345 The plaintiff, relying upon the decision in Kang v Kwan, has sought equitable relief similar to that granted by Santow J. That relief was never sought in the summons or the statement of claim. In any event on my findings no such relief is justified, even if there might have been some basis upon which the plaintiff could have sought that relief albeit that she was merely a potential creditor at the time of the transactions.

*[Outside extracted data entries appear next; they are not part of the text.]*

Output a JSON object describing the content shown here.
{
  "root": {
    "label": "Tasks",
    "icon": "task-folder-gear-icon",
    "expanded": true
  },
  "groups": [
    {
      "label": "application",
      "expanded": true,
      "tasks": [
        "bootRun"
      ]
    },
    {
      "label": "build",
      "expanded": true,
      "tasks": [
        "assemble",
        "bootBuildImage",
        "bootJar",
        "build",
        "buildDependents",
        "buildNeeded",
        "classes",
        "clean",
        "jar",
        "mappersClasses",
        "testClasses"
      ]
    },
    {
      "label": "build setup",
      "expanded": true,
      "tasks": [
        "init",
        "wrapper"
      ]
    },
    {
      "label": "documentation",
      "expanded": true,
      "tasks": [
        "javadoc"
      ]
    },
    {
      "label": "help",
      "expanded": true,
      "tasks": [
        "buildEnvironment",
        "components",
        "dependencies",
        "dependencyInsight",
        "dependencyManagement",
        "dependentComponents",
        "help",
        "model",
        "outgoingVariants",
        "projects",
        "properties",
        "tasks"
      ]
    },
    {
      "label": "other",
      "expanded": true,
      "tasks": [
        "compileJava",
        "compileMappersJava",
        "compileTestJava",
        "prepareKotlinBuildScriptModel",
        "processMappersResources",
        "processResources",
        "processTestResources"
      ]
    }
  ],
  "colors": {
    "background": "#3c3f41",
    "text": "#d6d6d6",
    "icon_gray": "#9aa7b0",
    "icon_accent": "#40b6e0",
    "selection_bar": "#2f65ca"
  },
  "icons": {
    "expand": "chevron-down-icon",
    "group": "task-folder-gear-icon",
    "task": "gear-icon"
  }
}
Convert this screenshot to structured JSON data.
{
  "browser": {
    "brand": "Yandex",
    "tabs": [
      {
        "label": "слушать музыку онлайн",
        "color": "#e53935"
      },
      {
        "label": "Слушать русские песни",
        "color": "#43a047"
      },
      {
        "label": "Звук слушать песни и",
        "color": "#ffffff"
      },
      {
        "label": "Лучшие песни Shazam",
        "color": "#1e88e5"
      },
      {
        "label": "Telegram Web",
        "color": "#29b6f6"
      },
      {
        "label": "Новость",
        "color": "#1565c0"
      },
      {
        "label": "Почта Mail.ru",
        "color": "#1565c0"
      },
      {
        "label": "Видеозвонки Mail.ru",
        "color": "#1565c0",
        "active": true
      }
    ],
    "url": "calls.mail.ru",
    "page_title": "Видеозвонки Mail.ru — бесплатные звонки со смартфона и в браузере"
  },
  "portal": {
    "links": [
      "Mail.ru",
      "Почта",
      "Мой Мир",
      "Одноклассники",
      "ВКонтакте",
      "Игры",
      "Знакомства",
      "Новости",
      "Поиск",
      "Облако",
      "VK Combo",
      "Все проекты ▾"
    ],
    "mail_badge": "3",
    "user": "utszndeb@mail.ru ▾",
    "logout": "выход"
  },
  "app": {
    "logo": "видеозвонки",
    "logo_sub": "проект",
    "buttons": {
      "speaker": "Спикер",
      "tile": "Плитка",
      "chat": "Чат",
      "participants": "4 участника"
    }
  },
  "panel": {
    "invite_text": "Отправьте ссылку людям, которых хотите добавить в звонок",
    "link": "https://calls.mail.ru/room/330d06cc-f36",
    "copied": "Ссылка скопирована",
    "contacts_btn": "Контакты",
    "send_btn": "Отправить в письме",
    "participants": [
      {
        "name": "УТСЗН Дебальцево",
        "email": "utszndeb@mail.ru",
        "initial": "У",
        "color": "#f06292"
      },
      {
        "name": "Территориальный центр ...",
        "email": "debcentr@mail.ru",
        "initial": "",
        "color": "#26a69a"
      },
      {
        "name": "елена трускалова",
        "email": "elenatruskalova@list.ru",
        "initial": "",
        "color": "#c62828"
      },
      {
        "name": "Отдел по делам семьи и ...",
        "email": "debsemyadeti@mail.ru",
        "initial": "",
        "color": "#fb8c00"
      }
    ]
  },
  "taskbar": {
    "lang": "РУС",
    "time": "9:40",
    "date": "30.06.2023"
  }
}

346 The plaintiff alleged in her amended statement of claim of 4 April 2002 that any money lent by Mrs Rogers to pay her husband’s legal fees should be treated as a repayment by her of loans made by him. She relied upon Mr Rogers’s payment of $40,000 to help pay for the Dalmeny Road property and she submitted that the Court should find that Mrs Rogers’s half interest in Te Mata was a loan to her of half the purchase price notwithstanding that Mr Rogers said it was a gift. This latter submission was made notwithstanding that the plaintiff made no attempt to rebut the presumption of advancement that Mrs Rogers enjoyed in respect of the interest in the property given to her. However, in her submissions of September 2002, the plaintiff apparently abandoned this basis of her claim because she submitted that the Court should find that, contrary to the manner in which the cross examination appeared to have been conducted, Mr Rogers never made any payment in respect of that property and Mrs Rogers paid the whole of the $80,000 out of her own money with the sale of the Killara unit. I accept that Mr Rogers intended to make a gift to his wife of both the half interest in Te Mata and a $40,000 payment on the Dalmeny Road property. In any event the plaintiff’s allegation throughout the hearing was unwaveringly that Mrs Rogers made none of the payments claimed. There is nothing in the evidence to support the setting aside of the deed and mortgage on this ground even if it is maintained.
- Orders
347 The summons is dismissed. I direct that verdict and judgment be entered for the defendants on the statement of claim. The plaintiff is to pay the defendants costs.